Tengo translado...Nooooooooo! Once again I've grown too attached to this area. I've been here for the past 4 and half transfers and I can't even begin to describe the change I've seen this area go through. Lets just say when I came in, the area had a record of nearly 0 investigators at church for two transfers. That record continued until January, and then just yesterday we had three investigators come to church...and one of them (Jose) is super solid.
It was probably one of the best Sundays of my mission. The branch was very impressed as well, they all seemed to be a lot more happier and willing to participate in the classes. Hopefully, yesterday helped provide an increase in testimony for the members. Elder Pierce and I analyzed what we did different this week that really helped investigators come to church, and the answer we came up with was that we were relentlessly following up with people. Following is so key when you are in a leadership position. People are imperfect, and area always getting distracted.
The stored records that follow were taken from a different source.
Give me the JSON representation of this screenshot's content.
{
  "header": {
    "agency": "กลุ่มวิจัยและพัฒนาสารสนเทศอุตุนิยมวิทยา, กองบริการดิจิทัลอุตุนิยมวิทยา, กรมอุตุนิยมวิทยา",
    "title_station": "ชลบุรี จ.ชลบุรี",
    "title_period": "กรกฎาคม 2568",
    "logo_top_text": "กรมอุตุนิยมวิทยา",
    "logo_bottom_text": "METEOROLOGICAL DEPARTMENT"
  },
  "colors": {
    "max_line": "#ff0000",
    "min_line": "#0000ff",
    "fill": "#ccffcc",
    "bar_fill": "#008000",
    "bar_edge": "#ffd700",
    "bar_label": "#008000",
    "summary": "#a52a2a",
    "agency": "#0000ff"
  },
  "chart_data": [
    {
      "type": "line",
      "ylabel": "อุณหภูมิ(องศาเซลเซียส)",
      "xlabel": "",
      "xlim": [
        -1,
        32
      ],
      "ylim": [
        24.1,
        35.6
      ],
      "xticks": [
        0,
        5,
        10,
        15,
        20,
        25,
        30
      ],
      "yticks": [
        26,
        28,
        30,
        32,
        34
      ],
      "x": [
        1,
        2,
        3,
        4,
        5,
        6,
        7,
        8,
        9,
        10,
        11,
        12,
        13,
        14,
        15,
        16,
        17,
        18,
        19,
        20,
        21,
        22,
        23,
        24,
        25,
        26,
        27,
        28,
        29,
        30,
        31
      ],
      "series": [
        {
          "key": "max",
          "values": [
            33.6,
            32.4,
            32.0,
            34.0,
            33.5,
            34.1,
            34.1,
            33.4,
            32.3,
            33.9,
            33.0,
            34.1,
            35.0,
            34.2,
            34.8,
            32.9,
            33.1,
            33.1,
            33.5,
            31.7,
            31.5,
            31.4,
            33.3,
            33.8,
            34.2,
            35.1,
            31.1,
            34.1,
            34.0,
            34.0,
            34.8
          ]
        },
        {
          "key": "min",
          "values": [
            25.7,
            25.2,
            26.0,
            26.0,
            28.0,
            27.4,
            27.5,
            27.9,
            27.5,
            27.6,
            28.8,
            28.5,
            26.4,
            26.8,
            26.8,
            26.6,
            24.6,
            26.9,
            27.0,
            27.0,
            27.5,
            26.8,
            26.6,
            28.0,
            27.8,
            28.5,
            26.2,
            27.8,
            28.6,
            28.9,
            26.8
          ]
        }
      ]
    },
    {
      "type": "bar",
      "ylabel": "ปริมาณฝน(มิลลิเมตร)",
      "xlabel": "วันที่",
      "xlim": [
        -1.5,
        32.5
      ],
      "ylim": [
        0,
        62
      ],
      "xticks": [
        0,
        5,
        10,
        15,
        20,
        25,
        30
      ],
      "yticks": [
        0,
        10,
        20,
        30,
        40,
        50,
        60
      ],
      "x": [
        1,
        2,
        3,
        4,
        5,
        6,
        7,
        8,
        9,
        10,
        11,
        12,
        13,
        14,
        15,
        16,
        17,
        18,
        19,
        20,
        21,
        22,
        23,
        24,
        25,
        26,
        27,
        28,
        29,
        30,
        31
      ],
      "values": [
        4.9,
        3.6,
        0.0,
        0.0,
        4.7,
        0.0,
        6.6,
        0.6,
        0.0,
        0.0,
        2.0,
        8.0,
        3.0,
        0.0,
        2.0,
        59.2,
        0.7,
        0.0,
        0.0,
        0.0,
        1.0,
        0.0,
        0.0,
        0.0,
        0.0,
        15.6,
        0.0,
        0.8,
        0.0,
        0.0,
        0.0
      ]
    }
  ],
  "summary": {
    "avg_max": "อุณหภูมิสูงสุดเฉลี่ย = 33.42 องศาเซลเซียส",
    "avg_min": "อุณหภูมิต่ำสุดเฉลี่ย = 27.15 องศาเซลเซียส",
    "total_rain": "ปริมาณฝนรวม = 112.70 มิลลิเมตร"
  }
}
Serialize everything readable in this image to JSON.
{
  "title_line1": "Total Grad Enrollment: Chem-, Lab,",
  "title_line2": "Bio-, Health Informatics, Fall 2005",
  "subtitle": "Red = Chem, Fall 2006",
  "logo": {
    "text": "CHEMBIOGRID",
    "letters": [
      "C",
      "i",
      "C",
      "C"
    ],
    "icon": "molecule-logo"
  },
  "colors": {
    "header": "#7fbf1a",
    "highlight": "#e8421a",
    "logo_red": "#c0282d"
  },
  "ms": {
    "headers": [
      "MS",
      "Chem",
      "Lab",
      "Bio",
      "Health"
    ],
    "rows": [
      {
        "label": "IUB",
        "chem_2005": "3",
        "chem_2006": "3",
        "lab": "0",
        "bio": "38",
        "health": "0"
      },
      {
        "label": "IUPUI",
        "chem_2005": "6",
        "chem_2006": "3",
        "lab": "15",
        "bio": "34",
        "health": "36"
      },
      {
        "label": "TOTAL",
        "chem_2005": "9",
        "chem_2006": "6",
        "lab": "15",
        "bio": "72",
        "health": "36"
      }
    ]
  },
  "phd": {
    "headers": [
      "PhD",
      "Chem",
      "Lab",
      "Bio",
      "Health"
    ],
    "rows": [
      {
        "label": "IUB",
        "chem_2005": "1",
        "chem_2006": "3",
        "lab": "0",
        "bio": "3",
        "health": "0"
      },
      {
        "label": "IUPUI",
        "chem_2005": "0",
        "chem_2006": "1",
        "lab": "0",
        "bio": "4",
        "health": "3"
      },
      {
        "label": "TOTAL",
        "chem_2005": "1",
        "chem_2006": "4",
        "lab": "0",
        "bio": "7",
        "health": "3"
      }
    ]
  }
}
Good leaders need to gently remind and recommit people to invitations. Elder Pierce and I were joking around a little about this would apply to after the mission and we joked about how we'll have to follow up every other day with our future fiances after we commit to marriage. Probably not, but I think we should always be renewing our commitments that we make every so often. Kind of like how we need to take the Sacrament every, it's kind of like the Lord following with the commitments we made at baptism.
This past week has been incredible. We committed Jose to baptism. He'd been holding out on us for the past few weeks, but we finally explained to him the purpose of the Sacrament and how after we are baptized we continue to grow and repent, he seemed a little more relaxed and committed to the 18 of May. We'll se what happens, he might move to Housten.
So this next transfer I am headed to Clinton, OK. It's a rural city about 40 minutes outside of OKC. It'll be an English speaking area. However, its a bit of a wierd situation. I'll be in a trio with an English companion (Elder Beuss I think is his name) and then we will both be training a new missionary in Spanish. This new missionary will be a temporary missionary because he is waiting on a visa to go to Argentina where he was originally called. I'm excited. Mostly, I'm excited for a change of scenery. I hope I get to see some lightening storms more in the rural areas, they've got to look a lot cooler.
Ok, fun experience last night. We had about 30 minutes left in the day til we had to return to our apartments. We had planned to visit a potential investigator and so we thought it wise to follow-through with our plans. We pulled up to this house only to see a few Hispanic people outside blasting loud mariachi music. At first, we felt a little scared or doubtful. I've learned that when these feelings enter your mind you need to just grit your teeth and do it. Because God did not give us the spirit of fear but of faith and power. So we boldly approached the house. A few hispanics, happily greeted us and we started a conversation. We met a guy named Cruz who was drinking bottled water. He was solid. The other men were all holding glass bottles of beer and were all a little tipsy.
They even offered us a beer. Especially this one man named Omar. He was very happy to see us, but he was very out of it and kept trying to give us a beer while we had to keep saying over and over "No tomamos!" It was fun. I don't think I've ever been offered a beer before my whole life, let alone have someone try to shove one in my hand. It felt good to stick to my standards and boldly tell them "No tomamos, es mal por su cuerpo. Uds, no deben tomar tambien." We'd tell them kindly that they shouldn't drink and they'd all chuckle in agreement. It was a fun experience.
Throughout it all, even though it was a hostile venue, we were able to maintain our image as missionaries and I think that made an impression on them. Omar specifically told us to come back when he was less berracho. We got information for a few other potentials as well. Overall, it was a very fun experience. As long as you have the Spirit and have a strong sense of your purpose you don't have to fear.
I think that's it for this week. I'm excited to train again this next transfer. Apparently there's a lot of Spanish speakers in Clinton as well, maybe we can get something started who knows?
This past week I've especially gained a very strong testimony that the Doctrine of Christ is what propels us to change our nature. As I've applied the DoC to myself, I've seen change take place. I also know that change does not happen very quickly. Just because it doesn't happen quickly doesn't mean that change isn't happening. You've got to stay strong and diligent. I used to not be able to speak or understand spanish very well, but after a year of practice, I've seen a change.
The area I'm leaving was considered to be a slow area...now it's starting to pick up. All because of applied faith in Christ, repentance, baptism, holy ghost and endurance to the end, the Lord is able to work miracles.
And if it works for a simple proselyting area, it'll work for every situation no matter how small, or silly it may seem. Counsel with the Lord in everything you do. Pray earnestly. Always seek for improvement. If we don't seek improvement, improvement won't happen.
I love you all, and I hope everything is well at home.